TNS Emnid ermittelt “Auktionspotenzial”

Eine repräsentative Studie des Meinungsforschungsinstituts TNS Emnid hat jetzt ergeben, dass in deutschen Haushalten Gegenstände im Wert von rund 20 Miliarden Euro ungenutzt herumstehen. Das sind laut Studie durchschnittlich noch voll funktionsfähige Waren im Wert von 538 Euro, die jeder Deutsche rumstehen hat. Gehortet wird alles von Antiquitäten über neuwertige Babywäsche bis hin zu funktionsfähigen Videorekordern und nie genutzten Zuckerdosen.

Warum wir das erwähnen? Die Studie wurde von eBay in Auftrag gegeben … und zeigt, wo das Unternehmen das Potenzial für weitere Online-Auktionen sieht. Schätzungen zufolge werden bei eBay schon heute täglich bis zu 400.000 Auktionen abgeschlossen – was bedeutet, dass heute schon täglich Päckchen und Pakete in ähnlicher Größenordnung nur aufgrund von Online-Auktionen verschickt werden. Da fällt es fast schwer zu entscheiden, ob man besser in das Online-Auktionshaus oder in die Logistikunternehmen investiert grin

Besorgt um Ihre Online-Sicherheit?

Machen Sie sich manchmal Gedanken um die Sicherheit Ihrer Online-Zugänge, Netzwerke und Server? Sollten Sie jedenfalls … ein typischer Webserver ist beispielsweise Hacker-Angriffen im Minutentakt ausgesetzt. Ganz interessant und hilfreich sind da für die Absicherung die Informationen auf SilentNight Network and Systems Information Pages: Dort findet man Listen mit Default-Usern, die in vielen Systemen aktiviert sind, aber auch Aufstellungen häufig verwendeter Passwörter … also jenen, die Sie keinesfalls nutzen sollten.

Pizza für Online-Rollenspieler

Sony hat für sein Online-Rollenspiel "Everquest II" eine Kooperation mit Pizza Hut abgeschlossen: Amerikanische Spieler können jetzt durch das Kommando /pizza direkt eine Online-Bestellung aufgeben, die über den Home-Delivery-Service der nächstgelegenen Pizza-Hut-Filiale abgewickelt wird.
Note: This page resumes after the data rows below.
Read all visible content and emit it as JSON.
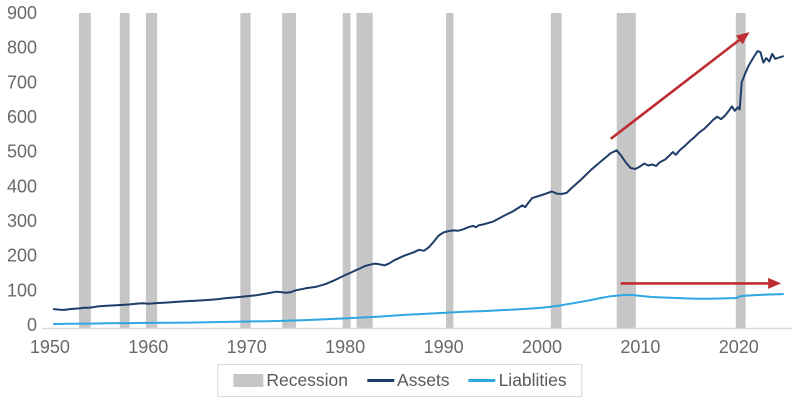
{
  "legend": {
    "items": [
      {
        "id": "recession",
        "label": "Recession",
        "swatch": "rect"
      },
      {
        "id": "assets",
        "label": "Assets",
        "swatch": "line"
      },
      {
        "id": "liabilities",
        "label": "Liablities",
        "swatch": "line"
      }
    ]
  },
  "colors": {
    "assets": "#1f3d68",
    "liabilities": "#2da8e0",
    "recession": "#c6c6c6",
    "arrow": "#bd2e34",
    "axis_text": "#696969",
    "legend_text": "#595959",
    "axis_line": "#d9d9d9"
  },
  "chart_data": {
    "type": "line",
    "title": "",
    "xlabel": "",
    "ylabel": "",
    "grid": false,
    "legend_position": "bottom-center",
    "xlim": [
      1949.6,
      2024.8
    ],
    "ylim": [
      0,
      900
    ],
    "x_ticks": [
      1950,
      1960,
      1970,
      1980,
      1990,
      2000,
      2010,
      2020
    ],
    "y_ticks": [
      0,
      100,
      200,
      300,
      400,
      500,
      600,
      700,
      800,
      900
    ],
    "series": [
      {
        "name": "Assets",
        "color": "#1f3d68",
        "x": [
          1950.4,
          1951,
          1951.5,
          1952,
          1952.5,
          1953,
          1953.5,
          1954,
          1954.5,
          1955,
          1956,
          1957,
          1958,
          1959,
          1959.5,
          1960,
          1961,
          1962,
          1963,
          1964,
          1965,
          1966,
          1967,
          1968,
          1969,
          1970,
          1971,
          1972,
          1973,
          1973.5,
          1974,
          1974.5,
          1975,
          1976,
          1977,
          1978,
          1979,
          1980,
          1980.5,
          1981,
          1981.5,
          1982,
          1982.5,
          1983,
          1983.5,
          1984,
          1984.5,
          1985,
          1986,
          1987,
          1987.5,
          1988,
          1988.5,
          1989,
          1989.5,
          1990,
          1990.5,
          1991,
          1991.5,
          1992,
          1992.5,
          1993,
          1993.3,
          1993.6,
          1994,
          1995,
          1996,
          1997,
          1997.5,
          1998,
          1998.3,
          1998.6,
          1999,
          2000,
          2000.5,
          2001,
          2001.5,
          2002,
          2002.5,
          2003,
          2004,
          2005,
          2006,
          2007,
          2007.6,
          2008,
          2008.5,
          2009,
          2009.5,
          2010,
          2010.4,
          2010.8,
          2011.2,
          2011.6,
          2012,
          2012.5,
          2013,
          2013.3,
          2013.6,
          2014,
          2014.5,
          2015,
          2015.5,
          2016,
          2016.5,
          2017,
          2017.4,
          2017.8,
          2018.2,
          2018.6,
          2019,
          2019.3,
          2019.6,
          2019.9,
          2020.1,
          2020.3,
          2020.6,
          2021,
          2021.5,
          2021.9,
          2022.2,
          2022.5,
          2022.8,
          2023.1,
          2023.4,
          2023.7,
          2024.5
        ],
        "values": [
          46,
          44,
          43.5,
          46,
          47,
          48,
          49.5,
          50,
          52,
          54,
          56,
          57.5,
          59,
          62,
          63,
          61.5,
          63.5,
          65,
          67,
          69,
          70.5,
          72,
          74.5,
          78,
          80,
          83,
          86,
          91,
          96,
          95,
          93,
          95,
          100,
          106,
          110,
          118,
          130,
          144,
          150,
          157,
          163,
          170,
          174,
          177,
          175,
          172,
          178,
          187,
          200,
          210,
          217,
          214,
          224,
          240,
          258,
          267,
          271,
          273,
          272,
          276,
          282,
          286,
          282,
          288,
          290,
          298,
          313,
          327,
          336,
          345,
          340,
          352,
          366,
          375,
          380,
          385,
          379,
          378,
          381,
          395,
          420,
          448,
          472,
          496,
          504,
          490,
          470,
          453,
          450,
          458,
          466,
          460,
          463,
          459,
          470,
          477,
          490,
          499,
          491,
          504,
          516,
          530,
          542,
          556,
          566,
          580,
          592,
          601,
          594,
          604,
          618,
          631,
          618,
          628,
          622,
          700,
          722,
          748,
          772,
          790,
          787,
          757,
          770,
          760,
          782,
          768,
          775
        ]
      },
      {
        "name": "Liablities",
        "color": "#2da8e0",
        "x": [
          1950.4,
          1952,
          1954,
          1956,
          1958,
          1960,
          1962,
          1964,
          1966,
          1968,
          1970,
          1972,
          1974,
          1976,
          1978,
          1980,
          1982,
          1984,
          1986,
          1988,
          1990,
          1992,
          1994,
          1996,
          1998,
          2000,
          2001,
          2002,
          2003,
          2004,
          2005,
          2006,
          2007,
          2008,
          2009,
          2010,
          2011,
          2012,
          2013,
          2014,
          2015,
          2016,
          2017,
          2018,
          2019,
          2019.8,
          2020.1,
          2020.5,
          2021,
          2022,
          2023,
          2024.5
        ],
        "values": [
          3,
          3.5,
          4,
          5,
          5.5,
          6,
          6.5,
          7,
          8,
          9,
          10,
          11,
          12.5,
          14,
          16.5,
          19,
          22,
          25,
          29,
          32,
          35,
          38,
          40,
          43,
          46,
          50,
          53,
          57,
          62,
          67,
          72,
          78,
          83,
          86,
          87,
          84,
          81,
          79.5,
          78.5,
          77.5,
          76.5,
          76,
          76,
          76.5,
          77,
          78,
          83,
          84,
          85,
          86.5,
          88,
          89
        ]
      }
    ],
    "recessions": [
      [
        1952.95,
        1954.15
      ],
      [
        1957.1,
        1958.1
      ],
      [
        1959.75,
        1960.9
      ],
      [
        1969.35,
        1970.4
      ],
      [
        1973.6,
        1975.0
      ],
      [
        1979.75,
        1980.55
      ],
      [
        1981.15,
        1982.8
      ],
      [
        1990.25,
        1991.0
      ],
      [
        2000.9,
        2002.0
      ],
      [
        2007.6,
        2009.55
      ],
      [
        2019.7,
        2020.7
      ]
    ],
    "arrows": [
      {
        "name": "assets-trend-arrow",
        "x1": 2007.0,
        "y1": 537,
        "x2": 2021.1,
        "y2": 845
      },
      {
        "name": "liabilities-trend-arrow",
        "x1": 2008.0,
        "y1": 120,
        "x2": 2024.3,
        "y2": 120
      }
    ]
  }
}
Everquest II Pizza-Service

Ein nettes Feature, aber vor allem ein Ausblick auf zukünftige Marketing-Kooperationen in Online-Spielen. In diesem Fall ist die Pizza selbst noch nicht selbst Inventar-Gegenstand des Spiels, aber ist wohl nur eine Frage der Zeit, bis man direkt aus den jeweiligen Spielen heraus Replikas der Waffen und Ausrüstungsgegnstände bestellen kann. Oder bei Autorennspielen könnten die Pkw-Hersteller Modelle featuren und gleich online Werbematerial und Angebote verschicken oder den Spielern ermöglichen, online Probefahrten zu vereinbaren. Vielleicht gibt es dann ja sogar den Porsche NfS-X Edition mit Direktbestellmöglichkeit?